Proof by Contradiction

Another approach is proof by contradiction. Here is the idea:

Assume the statement is false or true.
Derive a contradiction, a paradox, something that doesn’t make sense. This will mean that the statement cannot possibly be what we assumed it to be, therefore it’s the opposite.

When I first saw this formal technique, it puzzled me. It didn’t seem to be valid: alright, assuming something is false leads to a paradox, so what? We haven’t proven that assuming it’s true doesn’t lead to another paradox! Or even the same paradox, for that matter. What I failed to understand conceptually is that a statement is a binary thing: it’s either true or untrue. Nothing in between. So, if one can definitely declare “X is not false”, then no other options are left: “X must be true”.

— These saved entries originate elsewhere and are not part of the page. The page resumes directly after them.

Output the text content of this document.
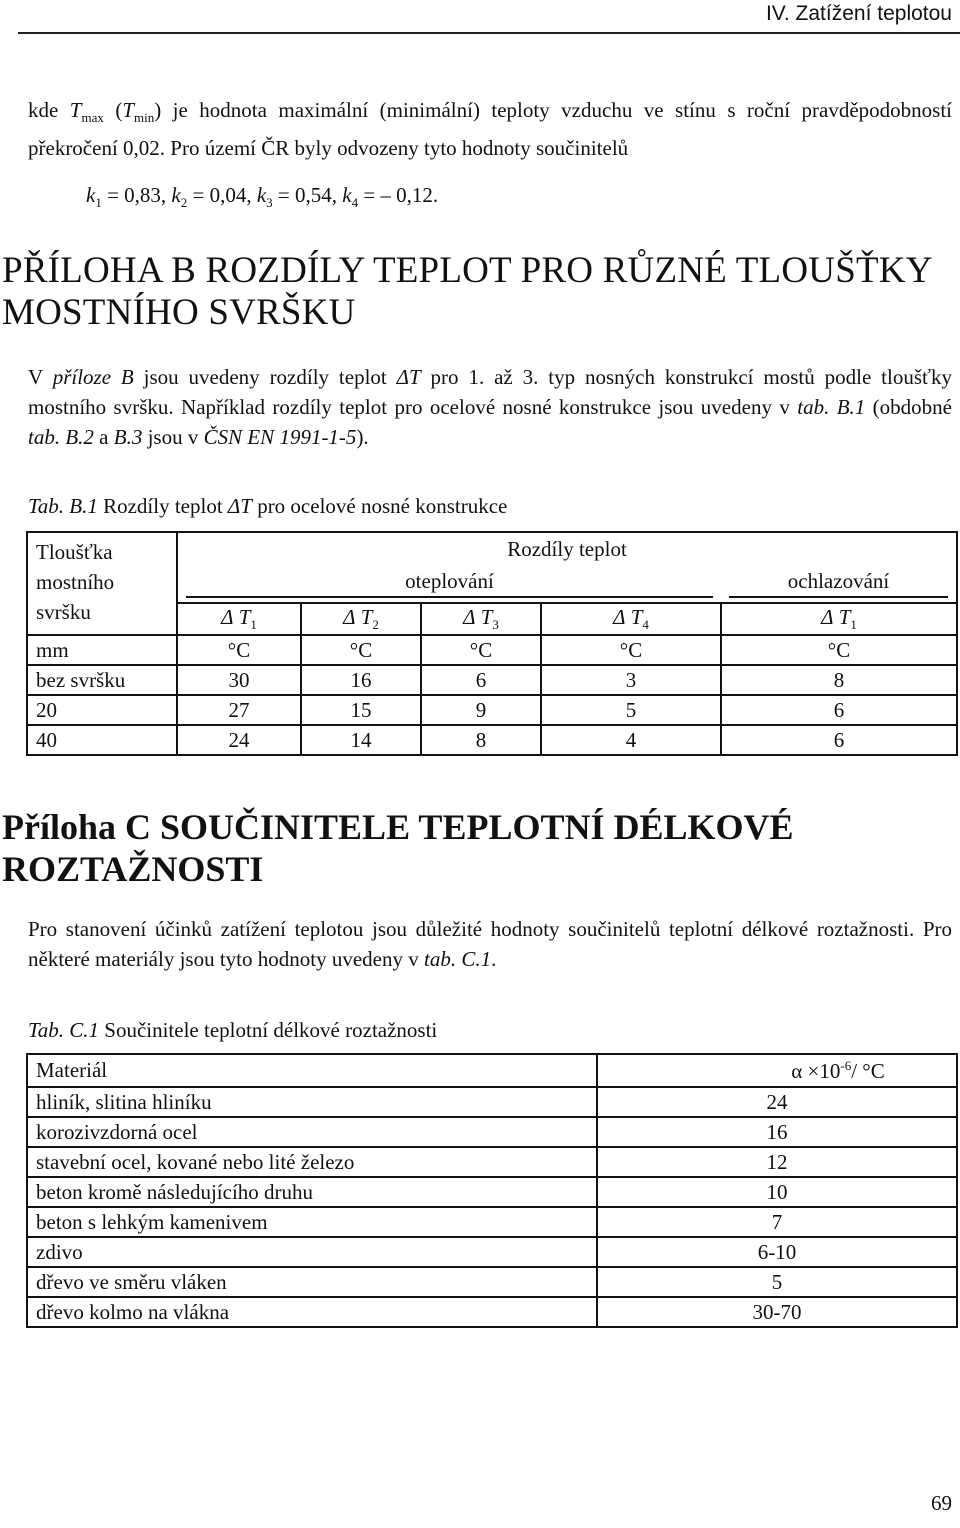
IV. Zatížení teplotou
kde $T_{max}$ $(T_{min})$ je hodnota maximální (minimální) teploty vzduchu ve stínu s roční pravděpodobností překročení 0,02. Pro území ČR byly odvozeny tyto hodnoty součinitelů
$k_1 = 0,83$, $k_2 = 0,04$, $k_3 = 0,54$, $k_4$ = – 0,12.
PŘÍLOHA B ROZDÍLY TEPLOT PRO RŮZNÉ TLOUŠŤKY MOSTNÍHO SVRŠKU
V příloze B jsou uvedeny rozdíly teplot ΔT pro 1. až 3. typ nosných konstrukcí mostů podle tloušťky mostního svršku. Například rozdíly teplot pro ocelové nosné konstrukce jsou uvedeny v tab. B.1 (obdobné tab. B.2 a B.3 jsou v ČSN EN 1991-1-5).
Tab. B.1 Rozdíly teplot ΔT pro ocelové nosné konstrukce
Tloušťka mostního svršku	Rozdíly teplot				
	oteplování				ochlazování
	Δ $T_1$	Δ $T_2$	Δ $T_3$	Δ $T_4$	Δ $T_1$
mm	°C	°C	°C	°C	°C
bez svršku	30	16	6	3	8
20	27	15	9	5	6
40	24	14	8	4	6
Příloha C SOUČINITELE TEPLOTNÍ DÉLKOVÉ ROZTAŽNOSTI
Pro stanovení účinků zatížení teplotou jsou důležité hodnoty součinitelů teplotní délkové roztažnosti. Pro některé materiály jsou tyto hodnoty uvedeny v tab. C.1.
Tab. C.1 Součinitele teplotní délkové roztažnosti
Materiál	$\alpha \times 10^{-6}/$ °C
hliník, slitina hliníku	24
korozivzdorná ocel	16
stavební ocel, kované nebo lité železo	12
beton kromě následujícího druhu	10
beton s lehkým kamenivem	7
zdivo	6-10
dřevo ve směru vláken	5
dřevo kolmo na vlákna	30-70
69
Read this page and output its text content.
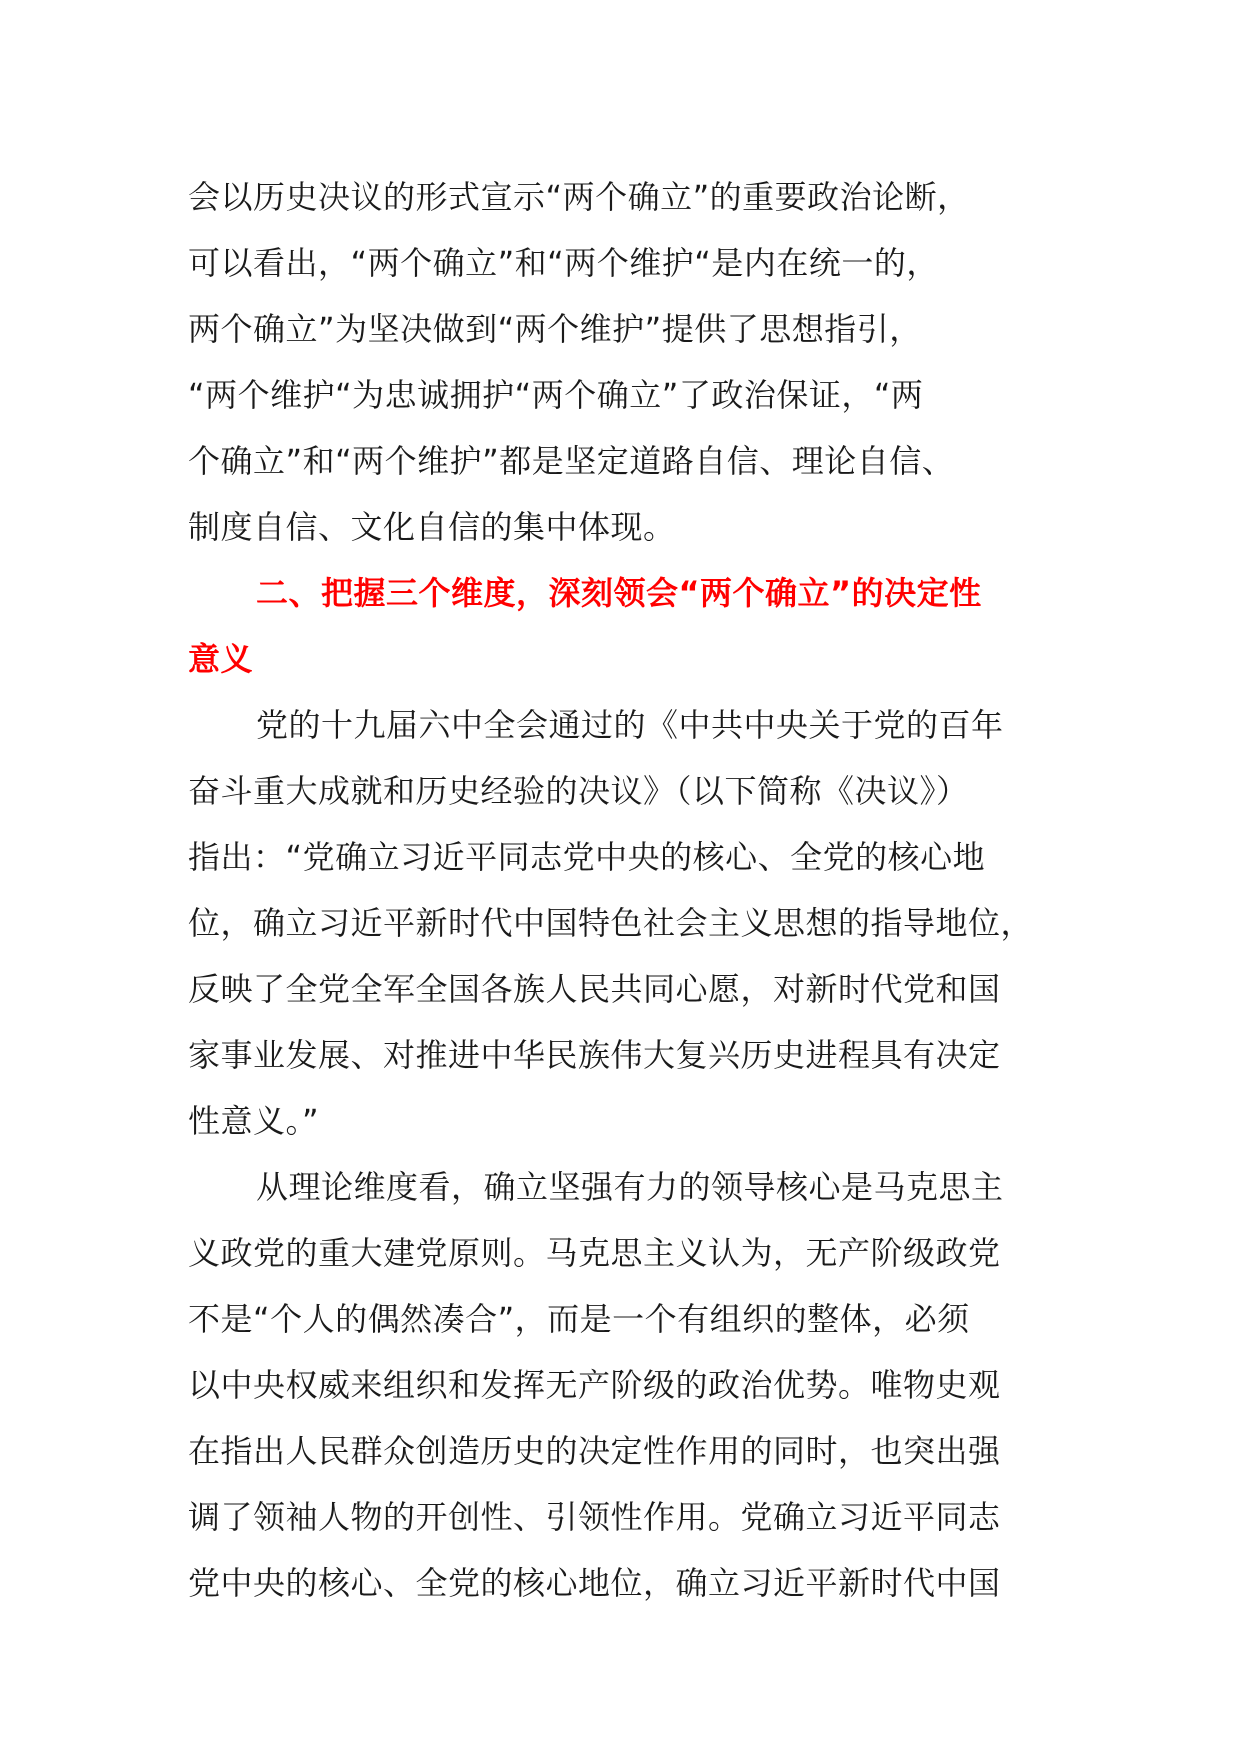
会以历史决议的形式宣示“两个确立”的重要政治论断，
可以看出，“两个确立”和“两个维护“是内在统一的，
两个确立”为坚决做到“两个维护”提供了思想指引，
“两个维护“为忠诚拥护“两个确立”了政治保证，“两
个确立”和“两个维护”都是坚定道路自信、理论自信、
制度自信、文化自信的集中体现。
二、把握三个维度，深刻领会“两个确立”的决定性
意义
党的十九届六中全会通过的《中共中央关于党的百年
奋斗重大成就和历史经验的决议》（以下简称《决议》）
指出：“党确立习近平同志党中央的核心、全党的核心地
位，确立习近平新时代中国特色社会主义思想的指导地位，
反映了全党全军全国各族人民共同心愿，对新时代党和国
家事业发展、对推进中华民族伟大复兴历史进程具有决定
性意义。”
从理论维度看，确立坚强有力的领导核心是马克思主
义政党的重大建党原则。马克思主义认为，无产阶级政党
不是“个人的偶然凑合”，而是一个有组织的整体，必须
以中央权威来组织和发挥无产阶级的政治优势。唯物史观
在指出人民群众创造历史的决定性作用的同时，也突出强
调了领袖人物的开创性、引领性作用。党确立习近平同志
党中央的核心、全党的核心地位，确立习近平新时代中国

Theorem 3. n is a positive integer. If n^2 is even, then n is even.

We may try to construct another direct proof, but creating paradoxes is much more fun!

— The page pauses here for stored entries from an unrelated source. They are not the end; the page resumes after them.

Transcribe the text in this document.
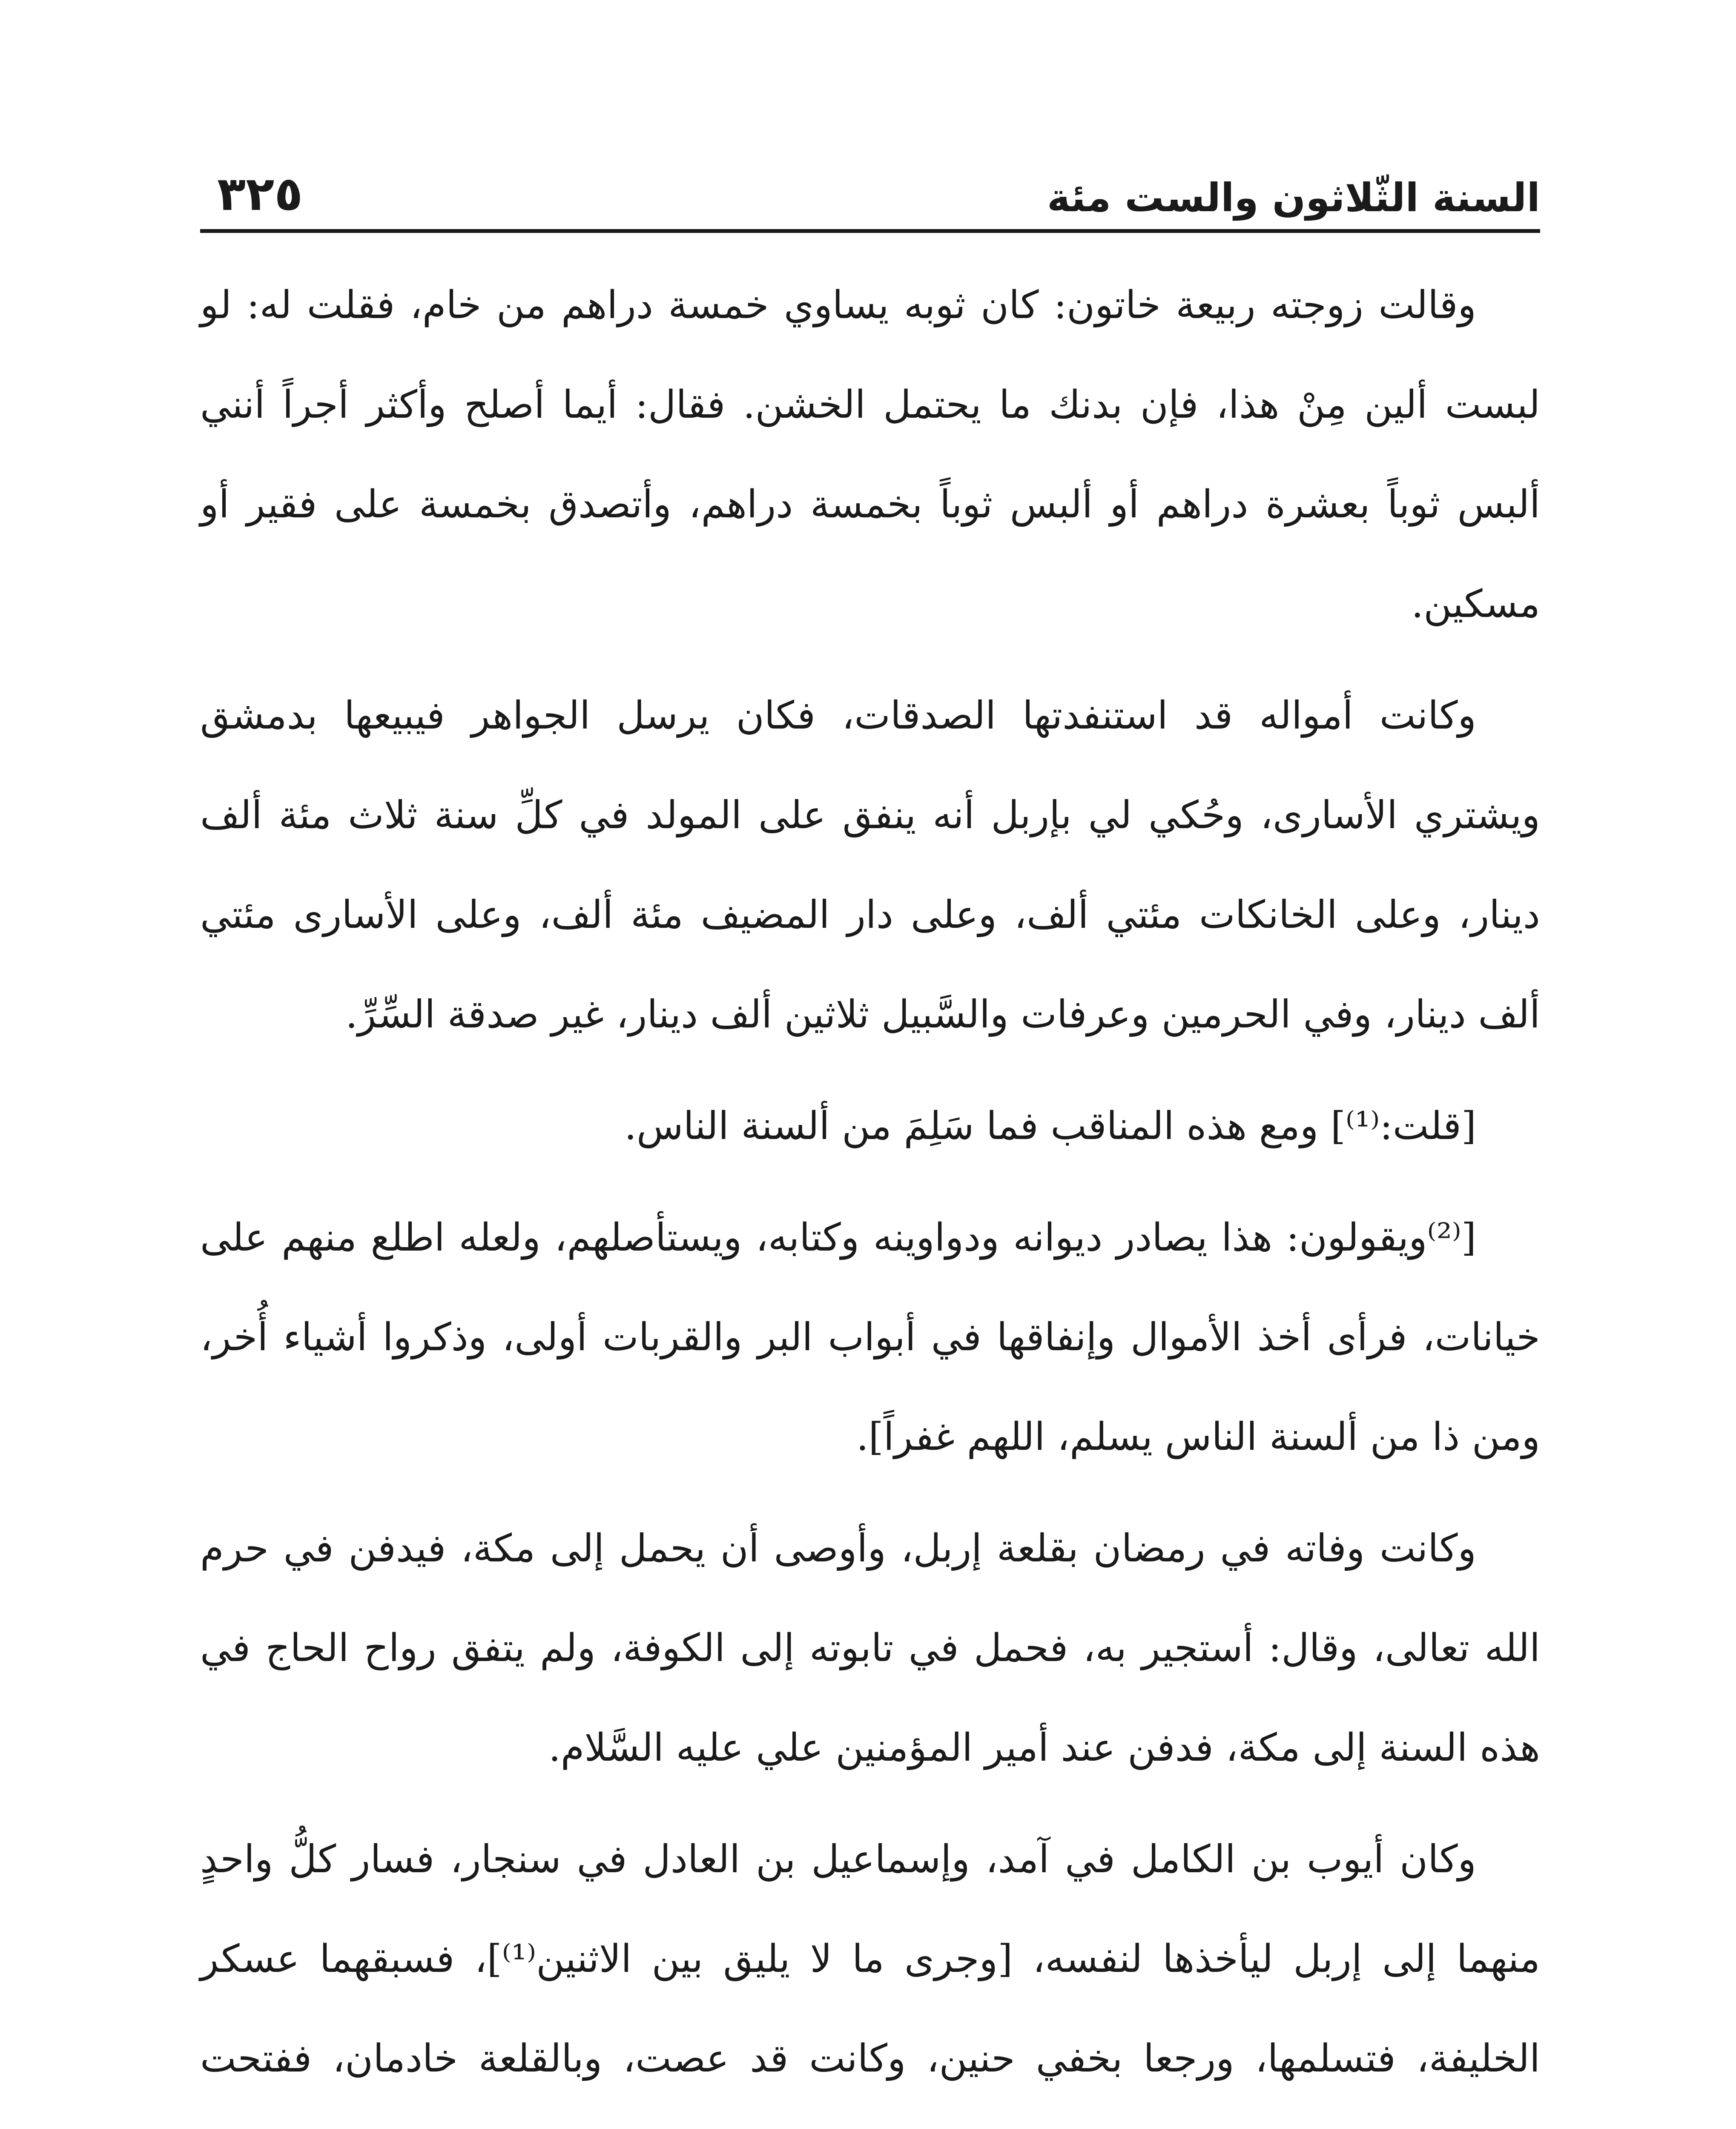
السنة الثّلاثون والست مئة
٣٢٥

وقالت زوجته ربيعة خاتون: كان ثوبه يساوي خمسة دراهم من خام، فقلت له: لو لبست ألين مِنْ هذا، فإن بدنك ما يحتمل الخشن. فقال: أيما أصلح وأكثر أجراً أنني ألبس ثوباً بعشرة دراهم أو ألبس ثوباً بخمسة دراهم، وأتصدق بخمسة على فقير أو مسكين.

وكانت أمواله قد استنفدتها الصدقات، فكان يرسل الجواهر فيبيعها بدمشق ويشتري الأسارى، وحُكي لي بإربل أنه ينفق على المولد في كلِّ سنة ثلاث مئة ألف دينار، وعلى الخانكات مئتي ألف، وعلى دار المضيف مئة ألف، وعلى الأسارى مئتي ألف دينار، وفي الحرمين وعرفات والسَّبيل ثلاثين ألف دينار، غير صدقة السِّرِّ.

[قلت:⁽¹⁾] ومع هذه المناقب فما سَلِمَ من ألسنة الناس.

[⁽²⁾ويقولون: هذا يصادر ديوانه ودواوينه وكتابه، ويستأصلهم، ولعله اطلع منهم على خيانات، فرأى أخذ الأموال وإنفاقها في أبواب البر والقربات أولى، وذكروا أشياء أُخر، ومن ذا من ألسنة الناس يسلم، اللهم غفراً].

وكانت وفاته في رمضان بقلعة إربل، وأوصى أن يحمل إلى مكة، فيدفن في حرم الله تعالى، وقال: أستجير به، فحمل في تابوته إلى الكوفة، ولم يتفق رواح الحاج في هذه السنة إلى مكة، فدفن عند أمير المؤمنين علي عليه السَّلام.

وكان أيوب بن الكامل في آمد، وإسماعيل بن العادل في سنجار، فسار كلُّ واحدٍ منهما إلى إربل ليأخذها لنفسه، [وجرى ما لا يليق بين الاثنين⁽¹⁾]، فسبقهما عسكر الخليفة، فتسلمها، ورجعا بخفي حنين، وكانت قد عصت، وبالقلعة خادمان، ففتحت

Proof. Let’s assume that n^2 is even, but n is odd. This is the opposite of what we want, and we will show that this scenario is impossible.

n is odd, then, according to Theorem 1 (which is already proven), n^2 must be odd. This doesn’t make sense! Our assumption and our conclusion are the opposite. This is a paradox, so the assumption was wrong. Meaning, the idea “n^2 is even, but n is odd” is false. Therefore, the idea “n^2 is even, n is even” is true. \blacksquare

Let’s look at one rather famous proof of irrationality of \sqrt{2}.

Theorem 4. \sqrt{2} is irrational.

Woah, this is… different. Prior theorems were formulas, something to play with, something physical. But here is just an idea, so how would we even start? Let’s start with a definition:

In mathematics, the irrational numbers are all real numbers which are not rational numbers.¹

Doesn’t seem helpful, but let’s continue. What are rational numbers then? Are they some reasonable beings who make optimal decisions all the time?

A rational number is any number that can be expressed as the fraction \frac{p}{q} of two integers.²

Oh! They are rational because they are ratios! Just to make things super clear, let’s dig one more step and make sure we understand integers.

An integer (from the Latin integer meaning “whole”) is a number that can be written without a fractional component. For example, 21, 4, 0, and -2048 are integers, while 9.75, 5\frac{1}{2} and \sqrt{2} are not.³

Combining these things, we can construct a comprehensive definition of the irrational number: it’s a number that cannot be expressed as the fraction of two whole numbers. Now, let’s apply this to Theorem 3 so that it has some meat:

Theorem 4, re-framed. \sqrt{2} cannot be expressed as \frac{p}{q}, where p and q are integers.

Alright, now there is something to play with!

Proof. Start by assuming the opposite: \sqrt{2} is rational. This means it can be written as a fraction of two integers:

\sqrt{2} = \frac{p}{q}

We can assume that p and q are not both even, because if they are, we can reduce them by dividing both by a common factor (like, for example, \frac{8}{10} should be reduced to \frac{4}{5}). In other words, if they are both even, reduce them until at least one is odd and no further reductions are possible. Now, let’s square the square root:

(\sqrt{2})^2 = \frac{p^2}{q^2} 2 = \frac{p^2}{q^2} p^2 = 2q^2

Remember, something like 2k + 1 is odd, and 2k is even. Here we see this pattern: p^2 = 2q^2, which means that p^2 is even (it consists of two things). Then, using Theorem 3, we can say that p is even as well, which means we can write p as p = 2k. So:

2q^2 = p^2 = (2k)^2 2q^2 = 4k^2

Divide both by two:

q^2 = 2k^2

So, q^2 is even. According to the same Theorem 3 it follows that q is even. Let’s summarize the two conclusions:

p is even.
q is even.

Wait… We made sure that not both p and q are even before starting this whole thing! We made sure to reduce them until at least one is odd, but then, by applying Theorem 3, we ended up with two even numbers. This is impossible, so the idea that “\sqrt{2} is rational” is not true. Therefore, \sqrt{2} is irrational. \blacksquare.